Just because you’re a standout athlete doesn’t mean that college will be completely paid for with an athletic scholarship. Very few college athletes earn a full ride, but there are other forms of financial aid available to help defer college costs, especially if you understand the FAFSA. NCSA answers a few questions about the importance of financial aid and how to get it.
Does an athletic scholarship ensure that all of my tuition and expenses are paid for?
Not necessarily. The stark reality is that full-ride athletic scholarships are extremely rare. According to the NCAA, only 2% of high school athletes are awarded athletics scholarships in college and very few of those are full scholarships. Big money Division I sports like football or basketball offer full rides, but smaller sports tend to spread scholarship money around between athletes.
How do I pay for college expenses if I’m only given a partial athletic scholarship?
If you don’t get a full athletic scholarship you’re still eligible for other financial aid. That’s why completing the Federal Application for Student Aid (FAFSA) is essential. Federal Student Aid distributes more than $150 billion of federal financial aid each year, and it’s available to you even if you’re an athlete.

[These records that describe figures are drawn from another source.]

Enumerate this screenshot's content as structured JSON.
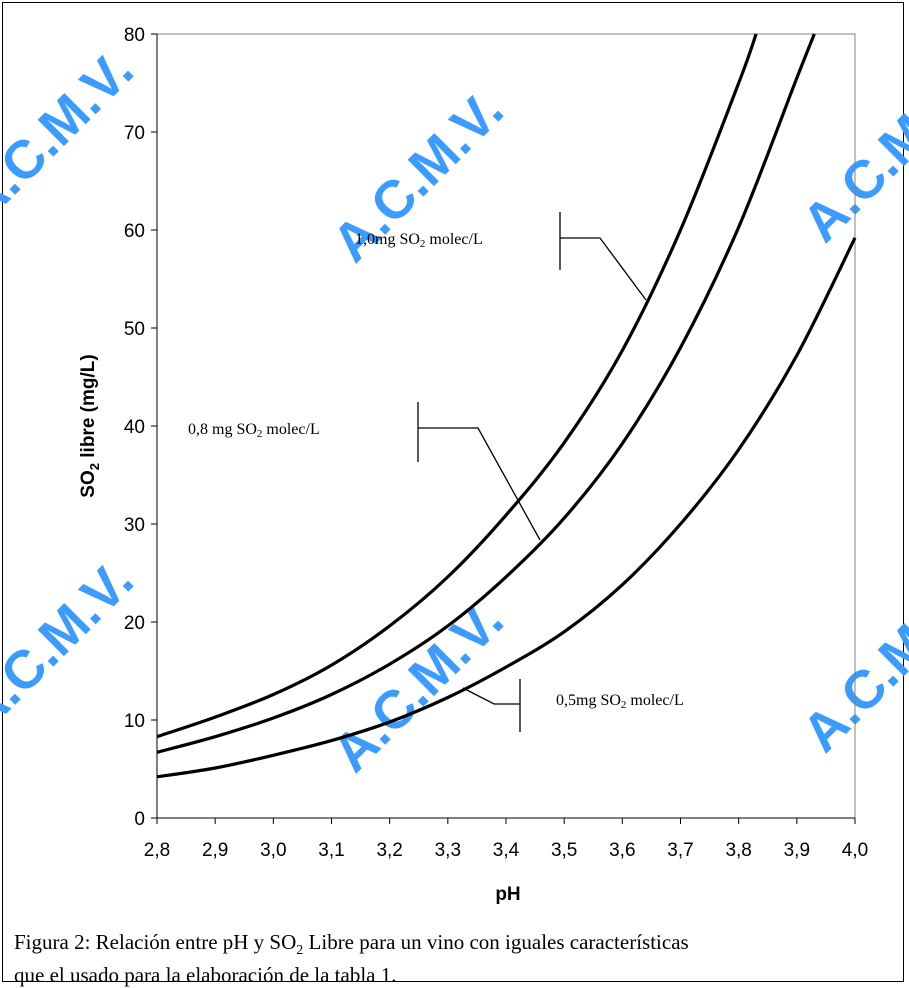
{
  "chart_data": {
    "type": "line",
    "xlabel": "pH",
    "ylabel_main": "SO",
    "ylabel_sub": "2",
    "ylabel_rest": " libre (mg/L)",
    "xlim": [
      2.8,
      4.0
    ],
    "ylim": [
      0,
      80
    ],
    "x_ticks": [
      "2,8",
      "2,9",
      "3,0",
      "3,1",
      "3,2",
      "3,3",
      "3,4",
      "3,5",
      "3,6",
      "3,7",
      "3,8",
      "3,9",
      "4,0"
    ],
    "y_ticks": [
      "0",
      "10",
      "20",
      "30",
      "40",
      "50",
      "60",
      "70",
      "80"
    ],
    "grid": false,
    "line_color": "#000000",
    "series": [
      {
        "label_pre": "1,0mg SO",
        "label_sub": "2",
        "label_post": " molec/L",
        "x": [
          2.8,
          2.9,
          3.0,
          3.1,
          3.2,
          3.3,
          3.4,
          3.5,
          3.6,
          3.7,
          3.8,
          3.83
        ],
        "y": [
          8.3,
          10.3,
          12.6,
          15.6,
          19.6,
          24.6,
          30.9,
          38.3,
          47.7,
          60.0,
          75.0,
          80.0
        ]
      },
      {
        "label_pre": "0,8 mg SO",
        "label_sub": "2",
        "label_post": " molec/L",
        "x": [
          2.8,
          2.9,
          3.0,
          3.1,
          3.2,
          3.3,
          3.4,
          3.5,
          3.6,
          3.7,
          3.8,
          3.9,
          3.93
        ],
        "y": [
          6.7,
          8.3,
          10.2,
          12.6,
          15.7,
          19.6,
          24.6,
          30.6,
          38.2,
          48.0,
          60.3,
          75.5,
          80.0
        ]
      },
      {
        "label_pre": "0,5mg SO",
        "label_sub": "2",
        "label_post": " molec/L",
        "x": [
          2.8,
          2.9,
          3.0,
          3.1,
          3.2,
          3.3,
          3.4,
          3.5,
          3.6,
          3.7,
          3.8,
          3.9,
          4.0
        ],
        "y": [
          4.2,
          5.1,
          6.4,
          7.9,
          9.8,
          12.3,
          15.4,
          19.0,
          23.8,
          30.0,
          37.6,
          47.2,
          59.2
        ]
      }
    ]
  },
  "watermark": {
    "text": "A.C.M.V.",
    "color": "#3b9bff"
  },
  "caption": {
    "line1_pre": "Figura 2: Relación entre pH y SO",
    "line1_sub": "2",
    "line1_post": " Libre para un vino con iguales características",
    "line2": "que el usado para la elaboración de la tabla 1."
  }
}
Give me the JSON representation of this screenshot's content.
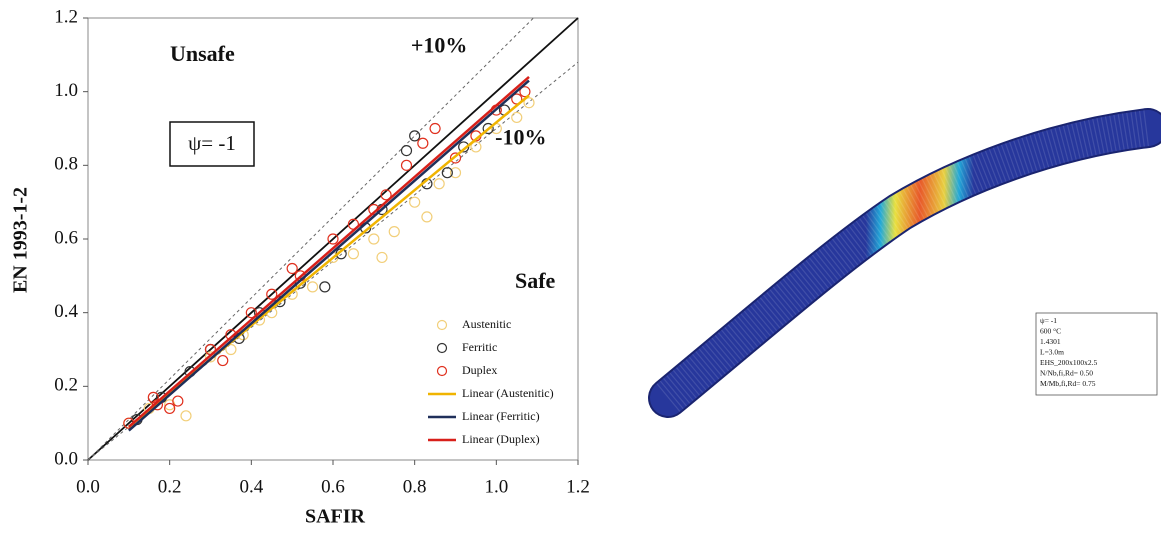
{
  "chart_data": {
    "type": "scatter",
    "x_label": "SAFIR",
    "y_label": "EN 1993-1-2",
    "xlim": [
      0,
      1.2
    ],
    "ylim": [
      0,
      1.2
    ],
    "xticks": [
      {
        "value": 0,
        "label": "0.0"
      },
      0.2,
      0.4,
      0.6,
      0.8,
      {
        "value": 1,
        "label": "1.0"
      },
      1.2
    ],
    "yticks": [
      {
        "value": 0,
        "label": "0.0"
      },
      0.2,
      0.4,
      0.6,
      0.8,
      {
        "value": 1,
        "label": "1.0"
      },
      1.2
    ],
    "annotations": {
      "unsafe": "Unsafe",
      "safe": "Safe",
      "psi": "ψ= -1"
    },
    "reference_lines": [
      {
        "slope": 1
      },
      {
        "slope": 1.1,
        "label": "+10%"
      },
      {
        "slope": 0.9,
        "label": "-10%"
      }
    ],
    "legend": "lower right",
    "series": [
      {
        "name": "Austenitic",
        "type": "scatter",
        "color": "#f2cf7a",
        "x": [
          0.1,
          0.15,
          0.2,
          0.24,
          0.3,
          0.35,
          0.38,
          0.42,
          0.45,
          0.5,
          0.55,
          0.6,
          0.65,
          0.7,
          0.72,
          0.75,
          0.8,
          0.83,
          0.86,
          0.9,
          0.95,
          1.0,
          1.05,
          1.08
        ],
        "values": [
          0.1,
          0.14,
          0.15,
          0.12,
          0.28,
          0.3,
          0.34,
          0.38,
          0.4,
          0.45,
          0.47,
          0.55,
          0.56,
          0.6,
          0.55,
          0.62,
          0.7,
          0.66,
          0.75,
          0.78,
          0.85,
          0.9,
          0.93,
          0.97
        ]
      },
      {
        "name": "Ferritic",
        "type": "scatter",
        "color": "#333333",
        "x": [
          0.12,
          0.18,
          0.25,
          0.3,
          0.37,
          0.42,
          0.47,
          0.52,
          0.58,
          0.62,
          0.68,
          0.72,
          0.78,
          0.8,
          0.83,
          0.88,
          0.92,
          0.98,
          1.02
        ],
        "values": [
          0.11,
          0.17,
          0.24,
          0.3,
          0.33,
          0.4,
          0.43,
          0.48,
          0.47,
          0.56,
          0.63,
          0.68,
          0.84,
          0.88,
          0.75,
          0.78,
          0.85,
          0.9,
          0.95
        ]
      },
      {
        "name": "Duplex",
        "type": "scatter",
        "color": "#e0301e",
        "x": [
          0.1,
          0.16,
          0.17,
          0.2,
          0.22,
          0.3,
          0.33,
          0.35,
          0.4,
          0.45,
          0.5,
          0.52,
          0.6,
          0.65,
          0.7,
          0.73,
          0.78,
          0.82,
          0.85,
          0.9,
          0.95,
          1.0,
          1.05,
          1.07
        ],
        "values": [
          0.1,
          0.17,
          0.15,
          0.14,
          0.16,
          0.3,
          0.27,
          0.34,
          0.4,
          0.45,
          0.52,
          0.5,
          0.6,
          0.64,
          0.68,
          0.72,
          0.8,
          0.86,
          0.9,
          0.82,
          0.88,
          0.95,
          0.98,
          1.0
        ]
      },
      {
        "name": "Linear (Austenitic)",
        "type": "line",
        "color": "#f0b400",
        "x": [
          0.1,
          1.08
        ],
        "values": [
          0.09,
          0.99
        ]
      },
      {
        "name": "Linear (Ferritic)",
        "type": "line",
        "color": "#1f2f5a",
        "x": [
          0.1,
          1.08
        ],
        "values": [
          0.08,
          1.03
        ]
      },
      {
        "name": "Linear (Duplex)",
        "type": "line",
        "color": "#d8201a",
        "x": [
          0.1,
          1.08
        ],
        "values": [
          0.09,
          1.04
        ]
      }
    ]
  },
  "model_info": {
    "lines": [
      "ψ= -1",
      "600 °C",
      "1.4301",
      "L=3.0m",
      "EHS_200x100x2.5",
      "N/Nb,fi,Rd= 0.50",
      "M/Mb,fi,Rd= 0.75"
    ]
  }
}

When should I complete the FAFSA?
You can apply as early as January 1 of your senior year. Many forms of financial aid are given on a first come first served basis, so completing the FAFSA as soon as you can gives you the best chance of getting some sort of financial aid.
What types are financial aid are available?
Need-based aid includes grants, low-interest loans, and work-study jobs.Grants are financial gifts that don’t require repayment. Student loans let athletes borrow money for college expenses at low interest rates. Work-study lets students earn money towards college expenses through jobs on or off campus. (Note: The time that work-study requires may not be ideal for most student athletes.)
Non need-based aid includes merit-based awards, and other scholarships not associated with athletics.These types of financial aid can be awarded based on a strong academic record, excellent community service and school involvement, or other special qualifications.
Are there other resources besides FAFSA to consider for financial aid?
Absolutely. Ask your high school guidance counselor about awards and scholarships that your high school has that you may not know about. You should also get in touch the financial aid department at the college you plan to attend to ensure that you’re not missing out any scholarship opportunities.
Are there ways to earn scholarships at the Division III level?
There are no athletic scholarships in Division III, but that doesn’t mean that financial aid isn’t available. Many Division III schools have additional need-based and merit-based financial awards to help defer the cost of college.